Bill Belichick is a well-known football historian, so it’s no surprise that he is well-versed in the coaching history of the NFL.
During a recent conversation with The 33rd Team, Belichick was asked which coach in NFL history he would most like to match wits against. The longtime New England Patriots head coach turned the tables on Mike Tannenbaum, who posed the question, instead naming which coach he would most want to work with.
“Put Paul Brown at the top of the list,” Belichick said. “I would have loved to have done that.”
Belichick said he spent some time around the legendary Cleveland Browns and Cincinnati Bengals head coach when he was a teenager and attended Brown’s summer camps, but wishes he could have had the opportunity to be on the same staff as the three-time NFL champion.
“I think he really took the West Coast offense, and it was so far ahead of its time with the West Coast principles that Bill Walsh took and turned it into the West Coast offense,” Belichick said. “But, you know, Coach Brown also was so innovative in so many other ways, whether it was the play-calling, whether it was the cab squad, the screen and draw plays that evidently he kind of stumbled into.

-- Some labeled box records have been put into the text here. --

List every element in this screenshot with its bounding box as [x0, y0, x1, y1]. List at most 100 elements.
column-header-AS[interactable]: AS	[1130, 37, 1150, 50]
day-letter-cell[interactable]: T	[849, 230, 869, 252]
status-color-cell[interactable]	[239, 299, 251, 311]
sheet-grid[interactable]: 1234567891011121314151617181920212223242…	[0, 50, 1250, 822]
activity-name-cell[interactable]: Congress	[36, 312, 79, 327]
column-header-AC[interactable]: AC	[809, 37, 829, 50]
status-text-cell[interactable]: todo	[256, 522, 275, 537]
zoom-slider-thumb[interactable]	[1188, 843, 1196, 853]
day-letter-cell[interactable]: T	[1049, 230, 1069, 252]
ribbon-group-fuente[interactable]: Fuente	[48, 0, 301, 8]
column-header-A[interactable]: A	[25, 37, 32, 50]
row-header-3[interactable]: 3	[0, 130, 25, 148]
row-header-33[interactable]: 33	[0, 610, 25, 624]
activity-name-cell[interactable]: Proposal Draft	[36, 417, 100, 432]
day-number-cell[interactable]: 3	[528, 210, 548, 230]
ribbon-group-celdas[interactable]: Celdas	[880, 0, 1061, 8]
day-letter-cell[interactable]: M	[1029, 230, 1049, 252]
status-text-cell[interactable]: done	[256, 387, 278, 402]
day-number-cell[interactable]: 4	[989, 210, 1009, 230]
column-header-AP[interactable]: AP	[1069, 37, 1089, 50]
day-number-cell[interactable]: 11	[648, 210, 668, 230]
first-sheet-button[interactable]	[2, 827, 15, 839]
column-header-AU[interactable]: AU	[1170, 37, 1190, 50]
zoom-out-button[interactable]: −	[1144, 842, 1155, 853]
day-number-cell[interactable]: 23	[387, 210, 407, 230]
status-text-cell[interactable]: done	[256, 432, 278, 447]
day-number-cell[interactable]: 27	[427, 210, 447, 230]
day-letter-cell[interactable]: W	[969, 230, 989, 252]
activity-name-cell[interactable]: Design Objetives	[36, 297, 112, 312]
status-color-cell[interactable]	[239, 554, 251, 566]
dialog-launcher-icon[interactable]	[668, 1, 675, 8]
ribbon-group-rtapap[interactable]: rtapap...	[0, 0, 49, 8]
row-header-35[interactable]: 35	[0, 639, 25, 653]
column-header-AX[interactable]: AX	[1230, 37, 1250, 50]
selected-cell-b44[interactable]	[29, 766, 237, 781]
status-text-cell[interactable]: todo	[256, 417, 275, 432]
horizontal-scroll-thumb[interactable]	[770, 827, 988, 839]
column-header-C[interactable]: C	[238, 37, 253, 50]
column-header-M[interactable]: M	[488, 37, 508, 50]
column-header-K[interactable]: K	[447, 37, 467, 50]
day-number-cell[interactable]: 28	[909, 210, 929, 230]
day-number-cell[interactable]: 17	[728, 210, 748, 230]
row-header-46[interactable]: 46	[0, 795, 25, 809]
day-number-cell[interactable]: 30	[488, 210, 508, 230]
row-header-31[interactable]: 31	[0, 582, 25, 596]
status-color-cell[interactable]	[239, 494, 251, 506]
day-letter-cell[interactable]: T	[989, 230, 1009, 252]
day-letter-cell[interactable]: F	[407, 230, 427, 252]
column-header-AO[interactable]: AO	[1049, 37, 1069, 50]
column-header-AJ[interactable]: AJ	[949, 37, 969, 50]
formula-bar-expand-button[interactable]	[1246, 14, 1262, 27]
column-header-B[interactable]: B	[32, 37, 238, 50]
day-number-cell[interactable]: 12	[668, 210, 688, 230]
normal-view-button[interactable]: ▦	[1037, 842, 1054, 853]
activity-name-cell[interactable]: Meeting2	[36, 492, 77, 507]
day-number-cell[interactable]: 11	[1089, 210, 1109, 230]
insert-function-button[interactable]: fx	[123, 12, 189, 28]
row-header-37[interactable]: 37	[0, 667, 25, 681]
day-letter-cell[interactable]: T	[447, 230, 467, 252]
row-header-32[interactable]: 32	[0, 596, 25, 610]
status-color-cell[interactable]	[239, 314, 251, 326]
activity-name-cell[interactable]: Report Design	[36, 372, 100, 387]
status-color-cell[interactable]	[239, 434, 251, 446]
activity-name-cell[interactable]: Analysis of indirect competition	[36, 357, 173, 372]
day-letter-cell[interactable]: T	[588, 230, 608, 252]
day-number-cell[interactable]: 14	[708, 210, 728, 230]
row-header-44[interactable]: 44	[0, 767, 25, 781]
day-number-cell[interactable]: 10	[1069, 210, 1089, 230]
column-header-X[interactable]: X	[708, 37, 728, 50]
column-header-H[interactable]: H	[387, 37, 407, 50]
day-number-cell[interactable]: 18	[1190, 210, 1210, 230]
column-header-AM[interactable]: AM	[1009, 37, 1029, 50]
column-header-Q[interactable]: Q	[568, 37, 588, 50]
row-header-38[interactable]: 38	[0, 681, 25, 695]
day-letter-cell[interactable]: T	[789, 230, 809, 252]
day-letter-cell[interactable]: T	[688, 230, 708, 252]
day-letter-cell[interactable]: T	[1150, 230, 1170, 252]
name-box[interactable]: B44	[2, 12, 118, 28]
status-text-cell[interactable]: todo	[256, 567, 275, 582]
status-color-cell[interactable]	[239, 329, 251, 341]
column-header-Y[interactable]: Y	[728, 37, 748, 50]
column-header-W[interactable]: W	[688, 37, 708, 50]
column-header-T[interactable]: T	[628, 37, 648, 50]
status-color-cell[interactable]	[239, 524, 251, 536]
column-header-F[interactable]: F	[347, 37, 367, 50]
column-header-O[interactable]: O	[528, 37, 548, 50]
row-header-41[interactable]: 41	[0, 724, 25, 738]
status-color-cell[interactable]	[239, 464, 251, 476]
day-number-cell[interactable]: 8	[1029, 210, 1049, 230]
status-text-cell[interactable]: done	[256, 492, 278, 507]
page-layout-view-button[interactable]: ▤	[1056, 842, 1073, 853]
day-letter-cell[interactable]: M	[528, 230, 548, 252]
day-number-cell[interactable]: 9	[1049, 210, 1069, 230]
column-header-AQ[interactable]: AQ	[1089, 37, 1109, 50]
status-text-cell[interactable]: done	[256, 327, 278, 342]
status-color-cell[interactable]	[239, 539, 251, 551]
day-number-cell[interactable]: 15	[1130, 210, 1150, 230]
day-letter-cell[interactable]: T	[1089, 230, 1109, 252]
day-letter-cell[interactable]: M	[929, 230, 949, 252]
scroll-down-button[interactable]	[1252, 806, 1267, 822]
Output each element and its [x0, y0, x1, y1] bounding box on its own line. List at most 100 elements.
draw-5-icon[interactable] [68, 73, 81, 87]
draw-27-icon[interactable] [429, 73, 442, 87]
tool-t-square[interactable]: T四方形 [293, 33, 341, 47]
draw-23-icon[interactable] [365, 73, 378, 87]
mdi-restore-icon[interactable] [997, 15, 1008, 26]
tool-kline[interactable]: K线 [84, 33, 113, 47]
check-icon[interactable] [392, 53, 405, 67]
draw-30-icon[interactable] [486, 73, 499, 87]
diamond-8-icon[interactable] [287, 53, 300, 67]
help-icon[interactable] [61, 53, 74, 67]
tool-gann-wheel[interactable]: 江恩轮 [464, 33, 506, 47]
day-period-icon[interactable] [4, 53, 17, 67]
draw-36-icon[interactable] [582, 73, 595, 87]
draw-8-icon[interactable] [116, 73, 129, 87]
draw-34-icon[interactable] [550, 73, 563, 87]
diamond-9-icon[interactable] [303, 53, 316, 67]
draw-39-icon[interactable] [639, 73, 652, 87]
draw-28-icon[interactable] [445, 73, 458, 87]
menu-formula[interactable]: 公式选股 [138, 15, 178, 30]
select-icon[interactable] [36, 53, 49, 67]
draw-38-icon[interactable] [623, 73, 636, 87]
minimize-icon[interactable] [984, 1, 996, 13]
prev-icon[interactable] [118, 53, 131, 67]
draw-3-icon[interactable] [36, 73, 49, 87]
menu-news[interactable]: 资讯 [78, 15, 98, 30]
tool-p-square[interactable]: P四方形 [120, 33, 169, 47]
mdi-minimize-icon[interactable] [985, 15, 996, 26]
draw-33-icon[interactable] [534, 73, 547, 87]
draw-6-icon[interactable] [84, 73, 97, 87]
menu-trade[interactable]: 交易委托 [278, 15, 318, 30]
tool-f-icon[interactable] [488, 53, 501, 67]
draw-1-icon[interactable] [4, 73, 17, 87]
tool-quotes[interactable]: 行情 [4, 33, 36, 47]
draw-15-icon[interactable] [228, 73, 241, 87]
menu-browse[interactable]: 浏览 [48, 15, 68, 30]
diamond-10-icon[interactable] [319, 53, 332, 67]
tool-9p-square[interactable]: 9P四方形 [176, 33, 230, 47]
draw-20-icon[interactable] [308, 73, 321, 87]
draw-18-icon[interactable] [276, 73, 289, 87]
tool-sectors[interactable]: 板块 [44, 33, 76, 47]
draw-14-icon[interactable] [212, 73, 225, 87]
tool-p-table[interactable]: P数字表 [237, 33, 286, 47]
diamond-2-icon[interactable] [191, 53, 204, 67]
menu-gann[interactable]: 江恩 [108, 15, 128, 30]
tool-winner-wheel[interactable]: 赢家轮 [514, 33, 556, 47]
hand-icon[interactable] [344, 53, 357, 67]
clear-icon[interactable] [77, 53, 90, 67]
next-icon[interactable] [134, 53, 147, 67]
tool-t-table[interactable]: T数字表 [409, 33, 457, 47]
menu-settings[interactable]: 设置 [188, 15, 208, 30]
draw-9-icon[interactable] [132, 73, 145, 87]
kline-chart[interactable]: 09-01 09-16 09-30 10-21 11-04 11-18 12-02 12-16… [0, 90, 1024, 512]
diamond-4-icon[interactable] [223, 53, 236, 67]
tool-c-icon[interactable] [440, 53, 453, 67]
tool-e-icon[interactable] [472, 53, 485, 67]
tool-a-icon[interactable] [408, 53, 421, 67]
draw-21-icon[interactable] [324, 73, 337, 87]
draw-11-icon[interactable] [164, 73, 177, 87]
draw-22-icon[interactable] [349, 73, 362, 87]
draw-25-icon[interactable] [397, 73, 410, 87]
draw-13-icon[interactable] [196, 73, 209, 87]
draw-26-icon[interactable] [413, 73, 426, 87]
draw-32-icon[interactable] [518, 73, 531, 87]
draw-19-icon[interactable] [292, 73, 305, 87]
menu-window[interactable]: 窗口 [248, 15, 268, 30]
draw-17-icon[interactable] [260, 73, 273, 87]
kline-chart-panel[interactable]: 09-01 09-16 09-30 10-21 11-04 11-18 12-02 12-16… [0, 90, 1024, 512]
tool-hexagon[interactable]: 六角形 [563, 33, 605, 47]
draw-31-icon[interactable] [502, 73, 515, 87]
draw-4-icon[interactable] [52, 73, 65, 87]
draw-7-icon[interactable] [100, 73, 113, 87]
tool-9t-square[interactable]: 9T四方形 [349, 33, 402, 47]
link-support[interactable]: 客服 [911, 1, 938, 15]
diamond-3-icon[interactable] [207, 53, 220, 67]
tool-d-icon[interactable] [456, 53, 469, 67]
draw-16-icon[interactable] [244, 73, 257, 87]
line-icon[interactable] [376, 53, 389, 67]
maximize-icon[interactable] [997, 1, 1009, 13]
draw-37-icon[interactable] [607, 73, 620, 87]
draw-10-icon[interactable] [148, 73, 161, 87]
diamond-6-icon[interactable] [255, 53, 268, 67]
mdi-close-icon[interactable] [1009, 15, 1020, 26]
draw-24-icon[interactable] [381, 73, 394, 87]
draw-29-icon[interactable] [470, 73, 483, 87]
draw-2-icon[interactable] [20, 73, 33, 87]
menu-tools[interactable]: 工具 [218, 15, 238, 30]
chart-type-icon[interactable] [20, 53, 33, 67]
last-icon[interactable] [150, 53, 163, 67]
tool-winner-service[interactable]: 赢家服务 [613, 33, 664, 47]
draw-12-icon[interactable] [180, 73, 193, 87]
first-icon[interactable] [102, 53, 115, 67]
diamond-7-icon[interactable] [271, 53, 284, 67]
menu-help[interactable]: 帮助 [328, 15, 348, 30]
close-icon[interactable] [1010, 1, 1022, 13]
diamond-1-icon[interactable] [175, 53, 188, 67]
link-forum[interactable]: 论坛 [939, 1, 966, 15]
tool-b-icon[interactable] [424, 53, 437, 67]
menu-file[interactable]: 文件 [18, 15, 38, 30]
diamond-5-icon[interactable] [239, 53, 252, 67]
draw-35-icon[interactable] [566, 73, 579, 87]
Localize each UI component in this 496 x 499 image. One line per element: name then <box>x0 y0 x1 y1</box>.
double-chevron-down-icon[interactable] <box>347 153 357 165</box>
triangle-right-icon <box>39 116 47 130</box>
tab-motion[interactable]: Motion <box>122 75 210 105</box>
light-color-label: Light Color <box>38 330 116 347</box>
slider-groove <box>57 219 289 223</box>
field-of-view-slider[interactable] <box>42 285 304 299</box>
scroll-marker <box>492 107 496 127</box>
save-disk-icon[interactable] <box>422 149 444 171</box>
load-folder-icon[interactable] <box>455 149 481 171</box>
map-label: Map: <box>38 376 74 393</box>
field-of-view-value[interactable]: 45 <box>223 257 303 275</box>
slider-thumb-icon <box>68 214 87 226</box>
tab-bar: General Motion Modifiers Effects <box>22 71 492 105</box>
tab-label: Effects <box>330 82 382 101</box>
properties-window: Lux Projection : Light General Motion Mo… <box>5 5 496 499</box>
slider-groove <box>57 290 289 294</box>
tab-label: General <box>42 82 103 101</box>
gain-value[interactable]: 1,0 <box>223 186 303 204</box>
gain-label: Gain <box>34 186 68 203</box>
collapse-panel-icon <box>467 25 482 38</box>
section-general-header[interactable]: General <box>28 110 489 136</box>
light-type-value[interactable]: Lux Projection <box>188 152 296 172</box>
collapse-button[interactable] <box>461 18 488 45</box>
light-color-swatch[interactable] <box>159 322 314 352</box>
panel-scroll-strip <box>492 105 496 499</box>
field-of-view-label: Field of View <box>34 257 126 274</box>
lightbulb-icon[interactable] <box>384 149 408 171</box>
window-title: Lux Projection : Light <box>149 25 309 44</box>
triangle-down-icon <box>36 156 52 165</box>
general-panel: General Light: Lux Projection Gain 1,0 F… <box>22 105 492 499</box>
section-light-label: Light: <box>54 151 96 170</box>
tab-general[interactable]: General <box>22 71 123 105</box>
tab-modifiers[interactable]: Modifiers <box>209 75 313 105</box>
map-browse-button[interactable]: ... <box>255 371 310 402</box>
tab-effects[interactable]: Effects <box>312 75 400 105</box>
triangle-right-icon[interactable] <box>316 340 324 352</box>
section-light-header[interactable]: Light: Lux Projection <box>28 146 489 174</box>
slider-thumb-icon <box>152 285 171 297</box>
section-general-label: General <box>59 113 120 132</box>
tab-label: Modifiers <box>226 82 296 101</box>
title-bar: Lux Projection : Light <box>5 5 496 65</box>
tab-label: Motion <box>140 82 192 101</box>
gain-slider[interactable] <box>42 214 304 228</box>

But that was kind of the creative way that he worked was to see things and figure out how it would disrupt the defense. I know Coach (Tom) Landry was like that, too.”
Belichick also mentioned George Halas, Vince Lombardi and Al Davis as all-time greats he wishes he could have coached with.
Brown went 222-112-9 as a professional head coach, winning three NFL titles. His proteges include Walsh, Chuck Noll, Weeb Ewbank and Don Shula.